5.4.1 If any provision in this Agreement is invalid or unenforceable, it shall not affect the validity of any other provisions contained herein.
5.4.2 The Parties agree that such provision should be treated as if it had never been included, and the remaining terms of this Agreement shall remain fully enforceable and binding on both parties.
5.4.3 The Parties further agree to negotiate in good faith to replace any invalid or unenforceable terms with mutually acceptable and enforceable terms.
5.4.4 If the Parties cannot agree on a replacement, then the Agreement shall remain in effect without such provision.
5.5.1 Each of the Parties shall keep confidential any information obtained in connection with this Agreement and shall not disclose it to any third party without prior written approval from the other Party.
5.5.2 Confidential information includes, but is not limited to, trade secrets, pricing information and customer data.

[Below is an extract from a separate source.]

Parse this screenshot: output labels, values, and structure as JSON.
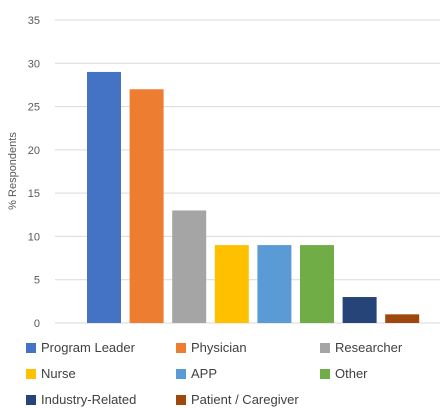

5.6.1 This Agreement can only be amended in writing, signed by both parties.
5.6.2 All amendments and changes to this Agreement must be specified and agreed upon by both parties, and all modifications shall be deemed as part of the original Agreement.
5.6.3 The Parties agree that any modification or amendment to this Agreement shall not become effective until a formal written document is prepared, executed and delivered to the other Party.
5.6.4 Any amendment or modification of this Agreement shall be subject to all the terms and conditions contained in this Agreement as if fully set forth herein.
5.6.5 Both Parties agree that the written document accurately records the modifications and amendments agreed upon by both parties.
5.6.6 If there is a conflict between this Agreement and any modification, the terms of this Agreement shall prevail.